10 comments on “The Sugar Maple

  1. Thanks for introducing me to the pear thrips! You say that “for the production of sap, the trees need to be big, have large crowns, and have branches that extend close to the ground.” Why have branches close to the ground? In one érablière I noticed the oldest trees (huge) were shaped like that. All younger trees (though mature) had straight branchless trunks. Does this represent a change in production technique? Any light on that question would be appreciated!

    • The fact that there are branches near the ground is a sign that the tree did not face a lot of competition for sunlight. When the sugar maples face more of this competition, they then to shed their lower limbs, which makes them more valuable as lumber, according to the last website in our references. As for the change in production technique, I am not sure how it would relate to that, but the trees you are talking about seem to be competing for sunlight. Were they more closely packed than the older trees? Hope this helps!

      • I had misread, I thought you meant that for (better?) sap production the tree needed these lower branches… sorry! It may be intersesting to compare the architecture of these old trees with more recent ones. They may indicate that a far less dense forest was favoured for production in older times? Thank you.

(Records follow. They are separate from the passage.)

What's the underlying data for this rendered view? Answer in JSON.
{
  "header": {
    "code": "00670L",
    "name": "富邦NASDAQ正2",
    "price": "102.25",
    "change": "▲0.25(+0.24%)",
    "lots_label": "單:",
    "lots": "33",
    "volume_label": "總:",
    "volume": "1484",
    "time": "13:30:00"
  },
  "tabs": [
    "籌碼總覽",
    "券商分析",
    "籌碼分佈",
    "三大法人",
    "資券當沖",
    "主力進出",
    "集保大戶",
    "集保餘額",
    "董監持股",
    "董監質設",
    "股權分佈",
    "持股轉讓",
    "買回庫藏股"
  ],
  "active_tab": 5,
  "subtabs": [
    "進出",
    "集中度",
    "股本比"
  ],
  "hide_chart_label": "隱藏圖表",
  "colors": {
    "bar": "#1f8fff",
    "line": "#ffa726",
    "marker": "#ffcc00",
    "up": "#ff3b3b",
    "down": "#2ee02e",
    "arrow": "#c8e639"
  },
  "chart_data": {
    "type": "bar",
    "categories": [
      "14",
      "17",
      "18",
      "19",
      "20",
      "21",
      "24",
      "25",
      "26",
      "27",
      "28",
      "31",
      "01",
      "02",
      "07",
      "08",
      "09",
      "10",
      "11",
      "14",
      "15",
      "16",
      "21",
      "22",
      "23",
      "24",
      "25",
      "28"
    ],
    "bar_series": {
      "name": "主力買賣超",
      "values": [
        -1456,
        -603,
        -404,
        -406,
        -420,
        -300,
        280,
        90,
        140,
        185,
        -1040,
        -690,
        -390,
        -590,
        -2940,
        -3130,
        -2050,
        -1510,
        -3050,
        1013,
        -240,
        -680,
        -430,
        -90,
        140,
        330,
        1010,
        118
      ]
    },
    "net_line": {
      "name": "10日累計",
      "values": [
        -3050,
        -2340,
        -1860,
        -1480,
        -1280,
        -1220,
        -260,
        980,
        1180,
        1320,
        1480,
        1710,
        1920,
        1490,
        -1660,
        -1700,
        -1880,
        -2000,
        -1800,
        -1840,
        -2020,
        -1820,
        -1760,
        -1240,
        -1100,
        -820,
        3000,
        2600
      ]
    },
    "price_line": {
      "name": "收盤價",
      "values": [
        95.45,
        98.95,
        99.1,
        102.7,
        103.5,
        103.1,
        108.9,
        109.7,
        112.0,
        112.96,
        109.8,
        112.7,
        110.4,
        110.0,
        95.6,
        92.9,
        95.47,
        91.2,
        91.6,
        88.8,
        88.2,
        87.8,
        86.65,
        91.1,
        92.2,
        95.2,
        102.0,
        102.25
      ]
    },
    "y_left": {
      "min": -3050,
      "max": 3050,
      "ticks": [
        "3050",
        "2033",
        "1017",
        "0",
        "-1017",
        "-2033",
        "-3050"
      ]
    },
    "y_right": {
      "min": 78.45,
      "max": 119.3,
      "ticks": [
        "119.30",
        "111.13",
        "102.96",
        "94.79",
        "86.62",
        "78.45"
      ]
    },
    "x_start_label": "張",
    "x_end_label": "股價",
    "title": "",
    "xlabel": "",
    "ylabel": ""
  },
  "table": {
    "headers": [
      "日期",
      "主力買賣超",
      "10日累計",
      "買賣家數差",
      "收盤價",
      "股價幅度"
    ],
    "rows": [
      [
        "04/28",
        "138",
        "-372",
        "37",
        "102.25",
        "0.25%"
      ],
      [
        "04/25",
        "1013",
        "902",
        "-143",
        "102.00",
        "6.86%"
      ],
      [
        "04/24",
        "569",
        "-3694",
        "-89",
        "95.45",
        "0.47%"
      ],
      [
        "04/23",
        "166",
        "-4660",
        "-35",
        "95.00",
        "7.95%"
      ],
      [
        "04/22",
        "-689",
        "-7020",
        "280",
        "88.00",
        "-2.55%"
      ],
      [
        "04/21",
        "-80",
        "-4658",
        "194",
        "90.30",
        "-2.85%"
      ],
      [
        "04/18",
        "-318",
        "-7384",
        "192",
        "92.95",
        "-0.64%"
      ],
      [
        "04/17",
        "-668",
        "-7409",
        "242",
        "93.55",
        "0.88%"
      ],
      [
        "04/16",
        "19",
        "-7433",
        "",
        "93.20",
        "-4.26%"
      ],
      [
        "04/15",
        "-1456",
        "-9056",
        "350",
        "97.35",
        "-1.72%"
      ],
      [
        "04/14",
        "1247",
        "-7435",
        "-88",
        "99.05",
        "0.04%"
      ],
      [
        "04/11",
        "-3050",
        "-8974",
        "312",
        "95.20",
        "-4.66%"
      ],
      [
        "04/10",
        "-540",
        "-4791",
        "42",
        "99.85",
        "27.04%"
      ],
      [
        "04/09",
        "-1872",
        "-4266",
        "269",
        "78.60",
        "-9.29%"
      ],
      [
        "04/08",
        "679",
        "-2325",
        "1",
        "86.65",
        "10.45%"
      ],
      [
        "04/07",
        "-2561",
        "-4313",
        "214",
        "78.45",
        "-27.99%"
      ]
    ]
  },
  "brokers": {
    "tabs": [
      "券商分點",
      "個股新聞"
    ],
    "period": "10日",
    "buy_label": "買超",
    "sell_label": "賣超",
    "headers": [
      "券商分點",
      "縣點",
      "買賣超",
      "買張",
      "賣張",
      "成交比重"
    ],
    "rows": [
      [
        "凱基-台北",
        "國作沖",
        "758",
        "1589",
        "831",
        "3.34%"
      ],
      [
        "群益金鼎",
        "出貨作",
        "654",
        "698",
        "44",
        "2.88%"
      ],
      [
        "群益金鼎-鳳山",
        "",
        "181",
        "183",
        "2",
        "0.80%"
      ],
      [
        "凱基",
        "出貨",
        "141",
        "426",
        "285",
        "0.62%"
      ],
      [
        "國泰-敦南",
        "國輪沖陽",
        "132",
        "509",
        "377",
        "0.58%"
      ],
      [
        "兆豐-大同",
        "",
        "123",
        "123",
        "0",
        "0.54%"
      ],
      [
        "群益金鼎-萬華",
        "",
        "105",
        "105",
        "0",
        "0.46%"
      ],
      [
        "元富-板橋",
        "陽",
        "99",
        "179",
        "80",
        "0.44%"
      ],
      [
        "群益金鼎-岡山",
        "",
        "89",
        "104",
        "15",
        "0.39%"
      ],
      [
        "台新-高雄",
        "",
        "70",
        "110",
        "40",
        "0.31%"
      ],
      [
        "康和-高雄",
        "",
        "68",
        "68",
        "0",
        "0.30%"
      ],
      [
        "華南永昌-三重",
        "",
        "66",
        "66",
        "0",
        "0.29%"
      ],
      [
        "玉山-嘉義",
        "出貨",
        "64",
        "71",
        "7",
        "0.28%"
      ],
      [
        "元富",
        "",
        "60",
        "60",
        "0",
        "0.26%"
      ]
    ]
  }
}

  2. The fact that there are branches near the ground is a sign that the tree did not face a lot of competition for sunlight. When the sugar maples face more of this competition, they then to shed their lower limbs, which makes them more valuable as lumber, according to the last website in our references. As for the change in production technique, I am not sure how it would relate to that, but the trees you are talking about seem to be competing for sunlight. Were they more closely packed than the older trees? Hope this helps!

  3. Wow thats really cool i didnt think there was that much to it

  4. Wonderful blog! I found it really interesting how different usage goals for the maple leads to a distinct way to care for the tree as to amplify the efficiency of its use…
    Very nice!

  5. Paul Kennedy, curator of the National Memorial Arboretum in Staffordshire, UK, would add to the description of the trunk the development of shaggy plates, which are a distinct feature as the tree ages. In addition to sugar production are there are other uses for the timber itself and how would you describe the timber?

  6. HI, Do you think sugar maples can survive in eastern Newfoundland? I have a red japanese maple that is thriving, could that be an indication that they can?